Le délice du texte vaut aussi pour la galerie de portraits que le caudillo dresse : les anciens partisans du régime devenus traîtres à la cause (des « pasquins »), les émissaires argentins et brésiliens qui manigancent pour reconquérir le Paraguay, en vain (ses innombrables « visiteurs-plénipotentiairesespions-négociateurs »), les aventuriers, commerçants et médecins – suisses, français ou britanniques – passés par le Paraguay, et qui ont, un temps, fréquenté le « Suprême ». Souvent, le texte juxtapose le monologue du grand homme et les extraits – véritables – des mémoires des hommes en question.
Le procédé pourrait paraître lourd, il se révèle d’une grande efficacité, idéal pour passer d’un point de vue à l’autre, et produire d’étonnantes accélérations et éclats d’intelligence. Par exemple lorsque le caudillo revient sur les subterfuges déployés pour humilier un énième envoyé de Buenos Aires en 1813, lequel, dans ses mémoires reproduits en notes de bas de page, décrit avec emphase les méthodes de tyran du « Suprême ». Par endroits, le livre devient un dossier de pièces à conviction, reproduisant in extenso les correspondances, par exemple celle avec Simón Bolívar himself.
Cet abandon lugubre dans le « mystérieux trou noir du pouvoir absolu », selon l’expression de l’auteur, dans un entretien réalisé en 1978 (et reproduit en postface), passe par la quasi-absence, au cours des 500 pages, de passages descriptifs. Impossible de dire exactement à quoi ressemble le dictateur. Le texte s’organise autour d’une parole du « Suprême » dédoublée : la « circulaire officielle » (la leçon d’Histoire faite à Patiño) et le « cahier privé », plus intime, où il semble parfois s’adresser à un éventuel successeur.
Une troisième strate s’ajoute, déjà mentionnée : les notes de bas de page et éclairages historiques, nombreux, qui complexifient – et ridiculisent parfois – le monologue délirant du tyran, rassemblés en général sous l’expression de « note du compilateur ». « Compilateur » et non « auteur » : la différence est majeure.

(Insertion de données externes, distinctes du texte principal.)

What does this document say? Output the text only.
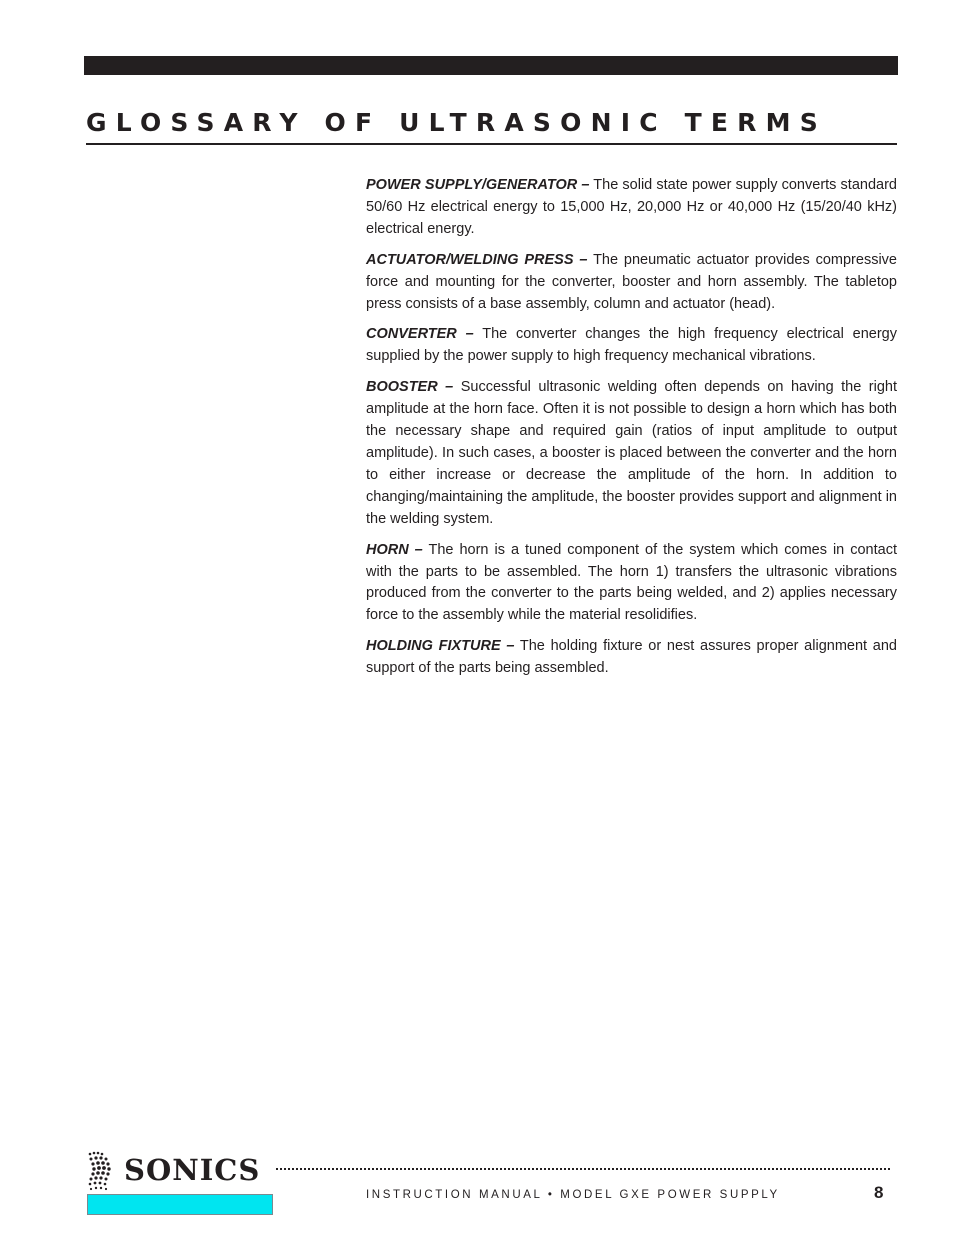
GLOSSARY OF ULTRASONIC TERMS

POWER SUPPLY/GENERATOR – The solid state power supply converts standard 50/60 Hz electrical energy to 15,000 Hz, 20,000 Hz or 40,000 Hz (15/20/40 kHz) electrical energy.

ACTUATOR/WELDING PRESS – The pneumatic actuator provides compressive force and mounting for the converter, booster and horn assembly. The tabletop press consists of a base assembly, column and actuator (head).

CONVERTER – The converter changes the high frequency electrical energy supplied by the power supply to high frequency mechanical vibrations.

BOOSTER – Successful ultrasonic welding often depends on having the right amplitude at the horn face. Often it is not possible to design a horn which has both the necessary shape and required gain (ratios of input amplitude to output amplitude). In such cases, a booster is placed between the converter and the horn to either increase or decrease the amplitude of the horn. In addition to changing/maintaining the amplitude, the booster provides support and alignment in the welding system.

HORN – The horn is a tuned component of the system which comes in contact with the parts to be assembled. The horn 1) transfers the ultrasonic vibrations produced from the converter to the parts being welded, and 2) applies necessary force to the assembly while the material resolidifies.

HOLDING FIXTURE – The holding fixture or nest assures proper alignment and support of the parts being assembled.

SONICS
INSTRUCTION MANUAL • MODEL GXE POWER SUPPLY	8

Roa Bastos, né à Asunción en 1917, et qui a dirigé le principal journal indépendant du Paraguay avant de fuir le pays après le coup d’État de 1947, dit avoir voulu « supprimer l’auteur traditionnel », en finir avec la conception d’un auteur propriétaire de son œuvre et de ses personnages.

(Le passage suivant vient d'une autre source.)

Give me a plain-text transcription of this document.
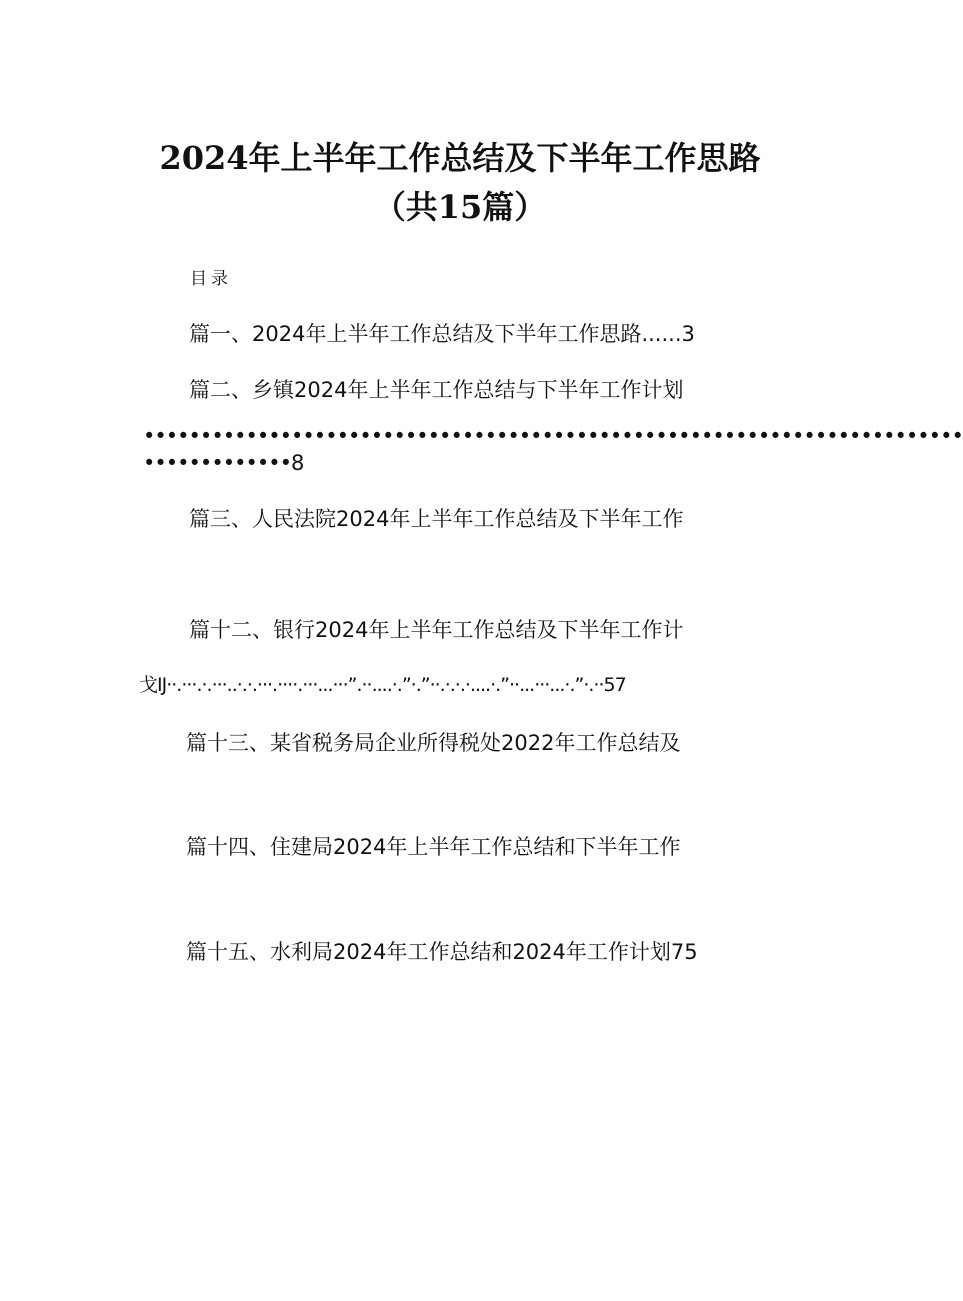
2024年上半年工作总结及下半年工作思路
（共15篇）
目录
篇一、2024年上半年工作总结及下半年工作思路......3
篇二、乡镇2024年上半年工作总结与下半年工作计划
••••••••••••••••••••••••••••••••••••••••••••••••••••••••••••••••••••••••
•••••••••••••8
篇三、人民法院2024年上半年工作总结及下半年工作
篇十二、银行2024年上半年工作总结及下半年工作计
戈IJ··.···.·.···..·.·.···.····.···...···”.··....·.”·.”··.·.·.·....·.”··...···...·.”·.··57
篇十三、某省税务局企业所得税处2022年工作总结及
篇十四、住建局2024年上半年工作总结和下半年工作
篇十五、水利局2024年工作总结和2024年工作计划75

Moi, le Suprême porte autant sur l’exercice du pouvoir quotidien au Paraguay (avec les paysans, les indigènes, les militaires, etc.) que sur les puissances de l’écriture, dans laquelle le caudillo, ivre de paroles, s’enferme. Ses doigts finissent par dégouliner de sang alors qu’il écrit. Roa Bastos consacre des pages surprenantes au porte-plume du « Suprême », doté d’une « lunette-souvenir » à une extrémité, qui devait lui permettre d’observer des « métaphores optiques » en même temps qu’il écrivait, et que lui, Roa Bastos, jure avoir récupérée en 1947.
Après s’être installé à Buenos Aires en 1947, d’où il écrivit ses premiers textes de littérature, Roa Bastos dut fuir l’Argentine après le coup d’État militaire de 1976. Il poursuivit sa vie d’exilé à Toulouse (où il enseigna le guarani, l’une des langues officielles du Paraguay), avant de revenir dans son pays à la chute d’Alfred Stroessner, en 1989. Le cas Stroessner fait l’objet d’un autre livre (Le Procureur, traduction de François Maspero, Seuil, 1997), mais son ombre plane bien sûr déjà dans Moi, le Suprême. Il n’est pas exclu, non plus, de reconnaître bien d’autres caudillos plus contemporains, du Brésil et d’ailleurs, dans les traits de ce « Suprême » du XIXe siècle.